Dirichlet Active Learning
This work addresses active learning for scenarios with limited labeled data, particularly in graph-based domains, representing an incremental advancement with novel computational techniques.
The authors tackled the problem of active learning when labeled data is scarce by introducing Dirichlet Active Learning (DiAL), a Bayesian-inspired method that models feature-conditional class probabilities as a Dirichlet random field to improve calibration and enable classification and active learning, demonstrating competitiveness with state-of-the-art methods in low-label rate graph learning.

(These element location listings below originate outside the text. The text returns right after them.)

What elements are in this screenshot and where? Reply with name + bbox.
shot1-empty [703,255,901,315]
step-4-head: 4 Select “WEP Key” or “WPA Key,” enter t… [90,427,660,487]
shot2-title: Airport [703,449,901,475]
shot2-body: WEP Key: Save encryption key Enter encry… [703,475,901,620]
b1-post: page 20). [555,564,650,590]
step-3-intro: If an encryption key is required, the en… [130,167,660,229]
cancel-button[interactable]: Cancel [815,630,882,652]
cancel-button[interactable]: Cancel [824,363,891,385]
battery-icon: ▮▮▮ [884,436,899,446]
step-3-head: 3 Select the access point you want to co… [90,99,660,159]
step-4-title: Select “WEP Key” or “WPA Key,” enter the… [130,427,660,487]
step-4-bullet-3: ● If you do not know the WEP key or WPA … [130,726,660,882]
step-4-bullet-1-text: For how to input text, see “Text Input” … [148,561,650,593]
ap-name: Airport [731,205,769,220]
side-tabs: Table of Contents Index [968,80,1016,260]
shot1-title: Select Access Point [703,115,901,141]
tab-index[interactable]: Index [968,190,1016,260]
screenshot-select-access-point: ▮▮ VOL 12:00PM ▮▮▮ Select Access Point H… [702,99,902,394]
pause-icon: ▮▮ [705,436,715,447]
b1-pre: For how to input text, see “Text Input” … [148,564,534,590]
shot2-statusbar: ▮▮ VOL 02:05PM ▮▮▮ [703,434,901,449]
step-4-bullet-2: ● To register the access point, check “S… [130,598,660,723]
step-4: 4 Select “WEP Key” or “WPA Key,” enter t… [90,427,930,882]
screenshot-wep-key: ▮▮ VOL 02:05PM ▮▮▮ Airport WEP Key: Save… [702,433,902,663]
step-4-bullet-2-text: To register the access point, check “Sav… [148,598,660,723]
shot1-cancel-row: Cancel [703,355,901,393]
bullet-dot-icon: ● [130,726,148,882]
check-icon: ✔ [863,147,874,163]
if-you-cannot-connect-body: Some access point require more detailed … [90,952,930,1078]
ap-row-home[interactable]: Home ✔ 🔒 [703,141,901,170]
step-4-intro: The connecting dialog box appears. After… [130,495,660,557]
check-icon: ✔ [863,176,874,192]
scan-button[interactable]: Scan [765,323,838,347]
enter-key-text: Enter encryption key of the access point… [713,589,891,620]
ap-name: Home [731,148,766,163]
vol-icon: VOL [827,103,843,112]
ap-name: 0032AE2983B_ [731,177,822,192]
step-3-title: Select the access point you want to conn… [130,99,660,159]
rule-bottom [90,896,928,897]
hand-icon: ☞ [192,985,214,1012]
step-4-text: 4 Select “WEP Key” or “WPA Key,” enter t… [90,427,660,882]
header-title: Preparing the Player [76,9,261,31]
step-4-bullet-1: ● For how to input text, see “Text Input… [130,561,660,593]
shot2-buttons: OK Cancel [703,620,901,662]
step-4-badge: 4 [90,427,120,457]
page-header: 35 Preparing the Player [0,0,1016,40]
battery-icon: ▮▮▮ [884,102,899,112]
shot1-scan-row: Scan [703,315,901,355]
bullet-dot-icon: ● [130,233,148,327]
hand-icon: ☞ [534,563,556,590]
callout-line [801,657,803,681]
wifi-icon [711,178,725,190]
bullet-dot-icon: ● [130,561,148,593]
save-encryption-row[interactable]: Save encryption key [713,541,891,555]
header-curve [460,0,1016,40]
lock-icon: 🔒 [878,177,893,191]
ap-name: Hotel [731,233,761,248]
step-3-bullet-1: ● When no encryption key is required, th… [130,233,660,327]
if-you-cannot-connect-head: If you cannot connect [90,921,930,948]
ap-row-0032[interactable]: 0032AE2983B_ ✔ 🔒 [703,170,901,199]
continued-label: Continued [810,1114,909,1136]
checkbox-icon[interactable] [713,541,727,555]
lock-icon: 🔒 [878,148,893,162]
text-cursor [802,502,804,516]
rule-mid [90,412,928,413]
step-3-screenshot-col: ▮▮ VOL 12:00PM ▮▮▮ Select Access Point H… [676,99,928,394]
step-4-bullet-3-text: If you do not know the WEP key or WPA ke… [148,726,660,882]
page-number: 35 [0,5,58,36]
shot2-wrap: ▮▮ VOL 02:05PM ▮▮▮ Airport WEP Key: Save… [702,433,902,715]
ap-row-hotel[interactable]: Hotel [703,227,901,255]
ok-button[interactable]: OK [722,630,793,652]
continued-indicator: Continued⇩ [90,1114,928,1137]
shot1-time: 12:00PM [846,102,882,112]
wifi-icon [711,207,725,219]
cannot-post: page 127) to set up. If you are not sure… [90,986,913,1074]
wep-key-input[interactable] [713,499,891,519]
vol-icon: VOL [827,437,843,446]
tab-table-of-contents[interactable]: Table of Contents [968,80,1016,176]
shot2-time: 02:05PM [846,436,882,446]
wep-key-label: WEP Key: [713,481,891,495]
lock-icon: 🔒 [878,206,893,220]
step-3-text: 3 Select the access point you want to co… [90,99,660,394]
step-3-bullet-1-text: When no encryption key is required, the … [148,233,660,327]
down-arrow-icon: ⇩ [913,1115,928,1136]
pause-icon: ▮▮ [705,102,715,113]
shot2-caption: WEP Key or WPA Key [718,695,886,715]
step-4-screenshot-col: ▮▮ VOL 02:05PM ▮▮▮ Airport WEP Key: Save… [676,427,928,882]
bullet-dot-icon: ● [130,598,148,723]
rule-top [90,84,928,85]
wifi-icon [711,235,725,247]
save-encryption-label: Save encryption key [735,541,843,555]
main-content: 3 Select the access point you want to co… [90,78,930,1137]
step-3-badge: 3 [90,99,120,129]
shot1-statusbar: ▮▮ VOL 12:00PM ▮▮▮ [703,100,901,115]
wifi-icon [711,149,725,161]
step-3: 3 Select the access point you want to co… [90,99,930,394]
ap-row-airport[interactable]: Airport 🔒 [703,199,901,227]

This work introduces Dirichlet Active Learning (DiAL), a Bayesian-inspired approach to the design of active learning algorithms. Our framework models feature-conditional class probabilities as a Dirichlet random field and lends observational strength between similar features in order to calibrate the random field. This random field can then be utilized in learning tasks: in particular, we can use current estimates of mean and variance to conduct classification and active learning in the context where labeled data is scarce. We demonstrate the applicability of this model to low-label rate graph learning by constructing ``propagation operators'' based upon the graph Laplacian, and offer computational studies demonstrating the method's competitiveness with the state of the art. Finally, we provide rigorous guarantees regarding the ability of this approach to ensure both exploration and exploitation, expressed respectively in terms of cluster exploration and increased attention to decision boundaries.